Received: July 13, 2016
Peer-review started: July 16, 2016
First decision: August 8, 2016
Revised: September 3, 2016
Accepted: September 28, 2016
Article in press: September 28, 2016
Published online: February 28, 2017

Abstract

AIM

To examined the bile acid receptor TGR5 expression in squamous mucosa, Barrett’s mucosa, dysplasia and esophageal adenocarcinoma (EA).

METHODS

Slides were stained with TGR5 antibody. The staining intensity was scored as 1+, 2+ and 3+. The extent of staining (percentage of cells staining) was scored as follows: 1+, 1%-10%, 2+, 11%-50%, 3+, 51%-100%. A combined score of intensity and extent was calculated and categorized as negative, weak, moderate and strong staining. TGR5 mRNA was measured by real time PCR.

RESULTS

We found that levels of TGR5 mRNA were significantly increased in Barrett’s dysplastic cell line CP-D and EA cell line SK-GT-4, when compared with Barrett’s cell line CP-A. Moderate to strong TGR5 staining was significantly higher in high-grade dysplasia and EA cases than in Barrett’s esophagus (BE) or in low-grade dysplasia.

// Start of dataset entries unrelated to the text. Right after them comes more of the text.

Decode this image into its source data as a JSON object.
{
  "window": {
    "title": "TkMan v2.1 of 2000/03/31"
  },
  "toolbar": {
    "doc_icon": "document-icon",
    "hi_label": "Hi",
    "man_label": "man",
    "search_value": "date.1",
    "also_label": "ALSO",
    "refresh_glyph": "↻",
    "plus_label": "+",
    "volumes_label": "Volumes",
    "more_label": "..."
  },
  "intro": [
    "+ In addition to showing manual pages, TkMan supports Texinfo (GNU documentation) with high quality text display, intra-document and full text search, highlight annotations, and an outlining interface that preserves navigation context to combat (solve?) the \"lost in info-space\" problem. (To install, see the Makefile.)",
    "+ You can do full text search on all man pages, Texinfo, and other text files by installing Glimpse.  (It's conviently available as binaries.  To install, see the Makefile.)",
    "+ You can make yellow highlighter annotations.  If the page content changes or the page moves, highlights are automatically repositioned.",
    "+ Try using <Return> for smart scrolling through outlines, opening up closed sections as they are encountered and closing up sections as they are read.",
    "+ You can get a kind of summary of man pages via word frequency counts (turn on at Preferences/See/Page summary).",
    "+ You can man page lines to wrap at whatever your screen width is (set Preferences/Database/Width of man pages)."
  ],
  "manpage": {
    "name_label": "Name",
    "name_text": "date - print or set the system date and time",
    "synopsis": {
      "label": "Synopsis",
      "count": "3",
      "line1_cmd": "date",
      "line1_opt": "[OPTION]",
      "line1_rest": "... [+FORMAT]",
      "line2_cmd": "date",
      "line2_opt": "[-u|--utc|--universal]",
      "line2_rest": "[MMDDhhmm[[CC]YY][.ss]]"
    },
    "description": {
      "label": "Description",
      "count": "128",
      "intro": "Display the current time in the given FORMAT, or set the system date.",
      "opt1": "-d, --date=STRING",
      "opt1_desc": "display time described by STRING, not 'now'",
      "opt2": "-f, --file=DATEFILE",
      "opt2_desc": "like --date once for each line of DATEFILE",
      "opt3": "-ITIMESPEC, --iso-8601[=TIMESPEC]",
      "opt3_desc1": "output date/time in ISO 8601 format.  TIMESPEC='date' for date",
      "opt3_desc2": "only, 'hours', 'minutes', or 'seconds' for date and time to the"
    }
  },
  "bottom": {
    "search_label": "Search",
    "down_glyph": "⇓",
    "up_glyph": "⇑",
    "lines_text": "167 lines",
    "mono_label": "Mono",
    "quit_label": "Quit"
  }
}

Moderate to strong staining was slightly higher in low-grade dysplasia than in BE mucosa, but there is no statistical significance. TGR5 staining had no significant difference between high-grade dysplasia and EA. In addition, TGR5 staining intensity was not associated with the clinical stage, the pathological stage and the status of lymph node metastasis.

CONCLUSION

We conclude that TGR5 immunostaining was much stronger in high-grade dysplasia and EA than in BE mucosa or low-grade dysplasia and that its staining intensity was not associated with the clinical stage, the pathological stage and the status of lymph node metastasis. TGR5 might be a potential marker for the progression from BE to high-grade dysplasia and EA.

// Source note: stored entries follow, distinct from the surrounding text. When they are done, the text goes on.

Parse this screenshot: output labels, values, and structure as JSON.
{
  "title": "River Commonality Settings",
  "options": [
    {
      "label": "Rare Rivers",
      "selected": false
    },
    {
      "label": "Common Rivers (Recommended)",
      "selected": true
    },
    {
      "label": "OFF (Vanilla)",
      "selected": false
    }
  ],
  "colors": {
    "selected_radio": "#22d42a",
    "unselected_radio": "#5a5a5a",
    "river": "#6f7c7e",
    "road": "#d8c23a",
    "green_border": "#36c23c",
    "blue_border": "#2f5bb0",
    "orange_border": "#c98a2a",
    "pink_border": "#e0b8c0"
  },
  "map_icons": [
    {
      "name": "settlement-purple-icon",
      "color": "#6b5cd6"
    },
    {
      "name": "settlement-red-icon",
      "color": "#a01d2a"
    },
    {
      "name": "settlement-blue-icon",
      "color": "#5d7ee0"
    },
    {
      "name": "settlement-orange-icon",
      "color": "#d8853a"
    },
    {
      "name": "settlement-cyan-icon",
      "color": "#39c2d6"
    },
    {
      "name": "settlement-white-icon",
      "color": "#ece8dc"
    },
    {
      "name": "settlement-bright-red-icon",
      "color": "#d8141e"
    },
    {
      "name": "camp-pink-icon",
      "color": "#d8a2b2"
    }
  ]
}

Keywords: TGR5, Esophageal adenocarcinoma, Bile acid

Core tip: The expression of a bile acid receptor TGR5 at moderate to strong intensity was significantly higher in high-grade dysplasia and esophageal adenocarcinoma (EA) cases than in BE or in low-grade dysplasia, suggesting that TGR5 may play an important role in the progression from Barrett’s esophagus to high-grade dysplasia and EA. TGR5 might be a potential marker for this progression. TGR5 staining intensity was not associated with the clinical stage, the pathological stage and the status of lymph node metastasis, indicating that TGR5 may not be a marker for the prognosis of EA.